Sometimes the devil is in the detail, but there are also times when the more you explain something, the less sense it makes. In Meshuggah’s case both are true.
As regards the first notion, their music is arguably among the most complex and sophisticated of its kind. Meshuggah is almost metal by mistake. It is only its heaviness that characterises it as such. In truth, they have as much in common with techno or jazz musicians than Iron Maiden. The more you listen, the more you find layers of rhythm upon rhythm upon rhythm, folding outwards on itself again and again. It’s like an onion. With a Rubik’s cube inside. Set inside a weird computer game. From Sweden. See what I mean? The first point proves the second. The more you try to explain Meshuggah the more confusing it gets, making the name – it means ‘crazy’ in Yiddish – seem all the more appropriate.

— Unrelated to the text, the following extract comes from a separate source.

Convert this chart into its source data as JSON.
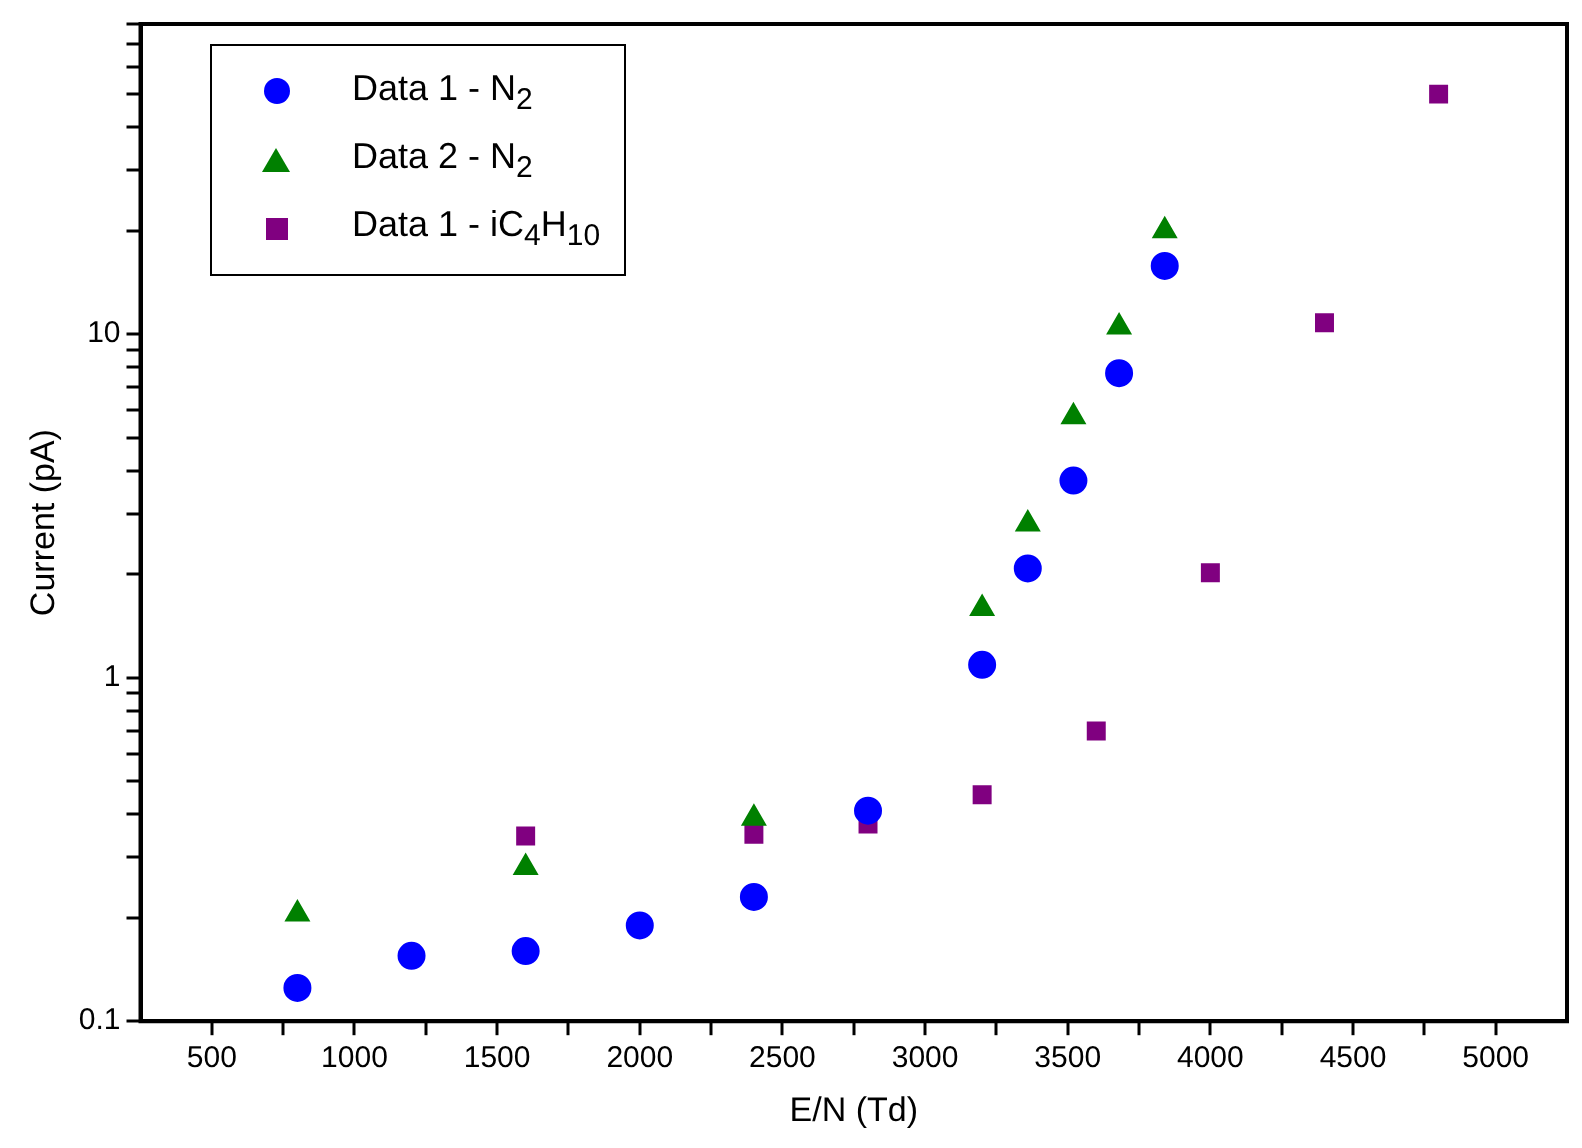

They started out in the 80s, aspirant musicians throwing down Metallica licks for fun. It took four years and several line-up shifts to find their first groove. Since then, they have explored the technical limits of rock, the most apt description being All Music’s description of them as ‘calculus metal’. Theirs is a crunch, a growl, a thud, but also a groove; an enormous slow, deep twang, generated from the battery of drums from the uncomfortably talented Tomas Haake and a team of shredders riffing on eight (yes, count ‘em) stringed guitars.
Meshuggah have truly earned the title of pioneers within rock, exploring its outer limits without ever disappearing up its tender nether regions. Accepting the nominal notion that music can go anywhere, you just have to be able to keep up. Meshuggah can keep up.